In his Top 10 Data Science Mistakes John Elder shares lessons learned from more than 20 years of data science consulting experience. Avoiding these mistakes are cornerstones to any successful analytics project. In this blog about Mistake #2 you will learn about the dangers of relying on a single technique and some of the benefits of employing a handful of good tools.
“To a little boy with a hammer, all the world’s a nail.” All of us have had colleagues (at least) for whom the best solution for a problem happens to be the type of analysis in which they are most skilled! For many reasons, most researchers and practitioners focus too narrowly on one type of modeling technique. But, for best results, one needs a whole toolkit. At the very least, be sure to compare any new and promising method against a stodgy conventional one, such as linear regression (LR) or linear discriminant analysis (LDA). In a study of articles in a Neural Network journal over a 3-year period (about a decade ago), only 17% of the articles avoided this mistake and the one in last issue (Focusing too much on Training). That is, five of every six refereed articles either looked only at training data or didn’t compare results against a baseline method, or made both of those mistakes. One can only assume that conference papers and unpublished experiments, subject to less scrutiny, are even less rigorous.

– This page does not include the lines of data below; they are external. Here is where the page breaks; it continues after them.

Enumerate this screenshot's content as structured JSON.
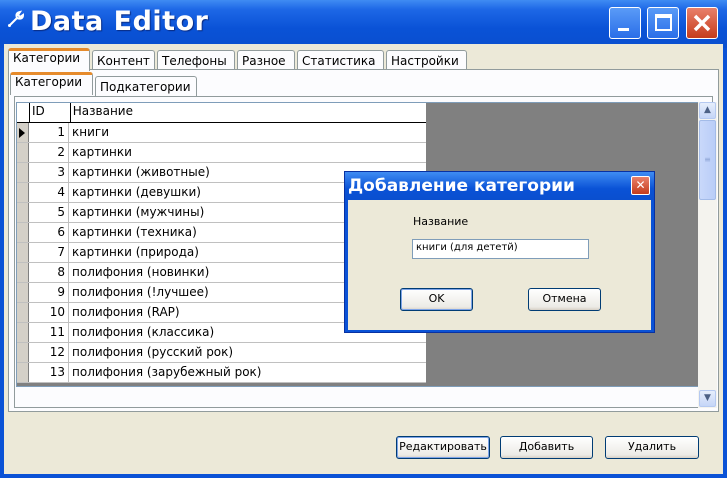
{
  "window": {
    "title": "Data Editor",
    "app_icon": "wrench-icon"
  },
  "tabs": [
    "Категории",
    "Контент",
    "Телефоны",
    "Разное",
    "Статистика",
    "Настройки"
  ],
  "subtabs": [
    "Категории",
    "Подкатегории"
  ],
  "grid": {
    "columns": [
      "ID",
      "Название"
    ],
    "rows": [
      {
        "id": "1",
        "name": "книги"
      },
      {
        "id": "2",
        "name": "картинки"
      },
      {
        "id": "3",
        "name": "картинки (животные)"
      },
      {
        "id": "4",
        "name": "картинки (девушки)"
      },
      {
        "id": "5",
        "name": "картинки (мужчины)"
      },
      {
        "id": "6",
        "name": "картинки (техника)"
      },
      {
        "id": "7",
        "name": "картинки (природа)"
      },
      {
        "id": "8",
        "name": "полифония (новинки)"
      },
      {
        "id": "9",
        "name": "полифония (!лучшее)"
      },
      {
        "id": "10",
        "name": "полифония (RAP)"
      },
      {
        "id": "11",
        "name": "полифония (классика)"
      },
      {
        "id": "12",
        "name": "полифония (русский рок)"
      },
      {
        "id": "13",
        "name": "полифония (зарубежный рок)"
      }
    ]
  },
  "buttons": {
    "edit": "Редактировать",
    "add": "Добавить",
    "delete": "Удалить"
  },
  "dialog": {
    "title": "Добавление категории",
    "label": "Название",
    "input_value": "книги (для дететй)",
    "ok": "OK",
    "cancel": "Отмена"
  },
  "colors": {
    "titlebar": "#0a52d6",
    "window_bg": "#ece9d8",
    "active_tab_accent": "#e68b2c"
  }
}
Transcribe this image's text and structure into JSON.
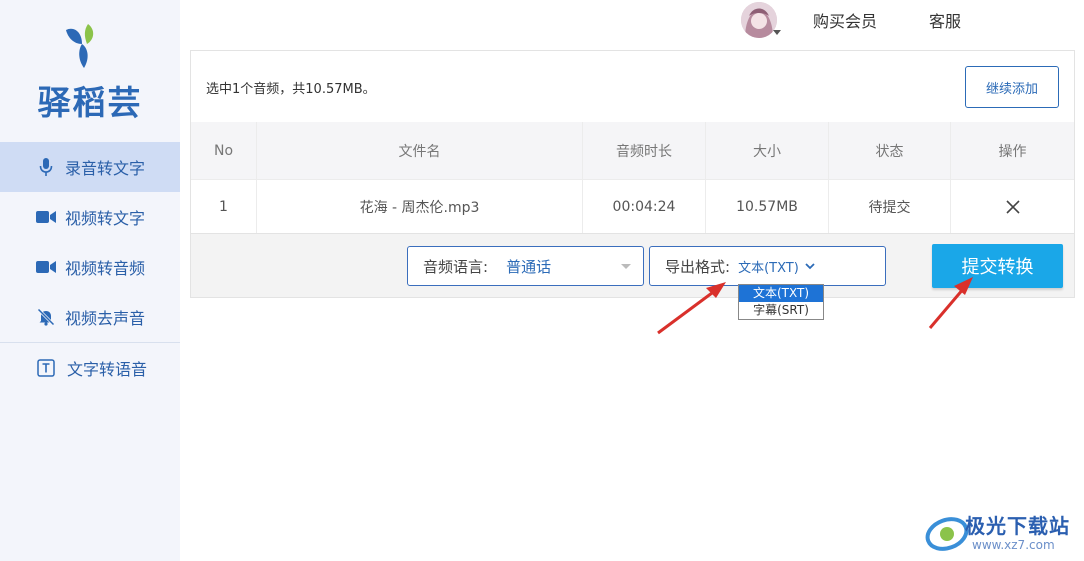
{
  "brand": {
    "name": "驿稻芸",
    "color": "#2c69b6"
  },
  "sidebar": {
    "items": [
      {
        "label": "录音转文字",
        "icon": "microphone-icon",
        "active": true
      },
      {
        "label": "视频转文字",
        "icon": "video-camera-icon",
        "active": false
      },
      {
        "label": "视频转音频",
        "icon": "video-camera-icon",
        "active": false
      },
      {
        "label": "视频去声音",
        "icon": "bell-off-icon",
        "active": false
      },
      {
        "label": "文字转语音",
        "icon": "text-box-icon",
        "active": false
      }
    ]
  },
  "header": {
    "buy_label": "购买会员",
    "service_label": "客服"
  },
  "main": {
    "summary": "选中1个音频，共10.57MB。",
    "continue_label": "继续添加",
    "table": {
      "headers": [
        "No",
        "文件名",
        "音频时长",
        "大小",
        "状态",
        "操作"
      ],
      "rows": [
        {
          "no": "1",
          "filename": "花海 - 周杰伦.mp3",
          "duration": "00:04:24",
          "size": "10.57MB",
          "status": "待提交",
          "action_icon": "close-icon"
        }
      ]
    }
  },
  "footer": {
    "language_label": "音频语言:",
    "language_value": "普通话",
    "format_label": "导出格式:",
    "format_value": "文本(TXT)",
    "format_options": [
      "文本(TXT)",
      "字幕(SRT)"
    ],
    "submit_label": "提交转换",
    "submit_color": "#1aa7e8"
  },
  "watermark": {
    "title": "极光下载站",
    "url": "www.xz7.com"
  }
}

Using only one modeling method leads one to credit (or blame) it for the results. Most often, it is more accurate to blame the data. It is unusual for the particular modeling technique to make more difference than the expertise of the practitioner or the inherent difficulty of the data — and when the method will matter strongly is hard to predict. It is best to employ a handful of good tools. Once the data is made useful — which usually eats most of your time – running another algorithm with which you are familiar and analyzing its results adds only 5-10% more effort. (But, to your client, boss, or research reviewers, it looks like twice the work!)
The true variety of modeling algorithms is much less than the apparent variety, as many methods devolve to variations on a handful of elemental forms. But, there are real differences in how that handful build surfaces to “connect the dots” of the training data, as illustrated in Figure 1 for five different methods – Decision Tree, Polynomial Network, Delaunay Triangles (which I invented), Adaptive Kernels, and Nearest Neighbors — on (different) two-dimensional input data. Surely some surfaces have characteristics more appropriate than others for a given problem.
Figure 2 (from work done with Stephen Lee) reveals this performance issue graphically. The relative error of five different methods – Neural Network, Logistic regression, Linear Vector Quantization, Projection Pursuit Regression, and Decision Tree – is plotted for six different problems from the Machine Learning Repository. [1]
Note that “every dog has its day”; that is, that every method wins or nearly wins on at least one problem.[2] On this set of experiments, Neural Networks came out best, but how does one predict beforehand which technique will work best for your problem?[3] Best to try several, and even use a combination (as in Chapter 13 of the Handbook).
[1] The worst out-of-sample error for each problem is shown as a value near 1 and the best as near 0. The problems, along the X-axis, are arranged left-to-right by increasing proportion of error variance. So, the methods differed least on the Pima Indians Diabetes data and most on the (toy) Investment data. The models were built by advocates of the techniques (using S implementations), reducing the “tender loving care” factor of performance differences. Still, the UCI ML repository data are over-studied; there are likely fewer cases in those datasets than there are papers employing them!
[2] When I used this colloquialism in a presentation in Santiago, Chile the excellent translator employed a quite different Spanish phrase, roughly “Tell the pig Christmas is coming!” I had meant every method has a situation in which it celebrates; the translation conveyed the concept on the flip-side: “You think you’re something, eh pig? Well, soon you’ll be dinner!”
[3] An excellent comparative study examining nearly two dozen methods (though nine are variations on Decision Trees) against as many problems is (Michie, Spiegelhalter, and Taylor, 1994, reviewed by me for JASA 1996). Armed with the matrix of results, the authors even built a decision tree to predict which method would work best on a problem with given data characteristics.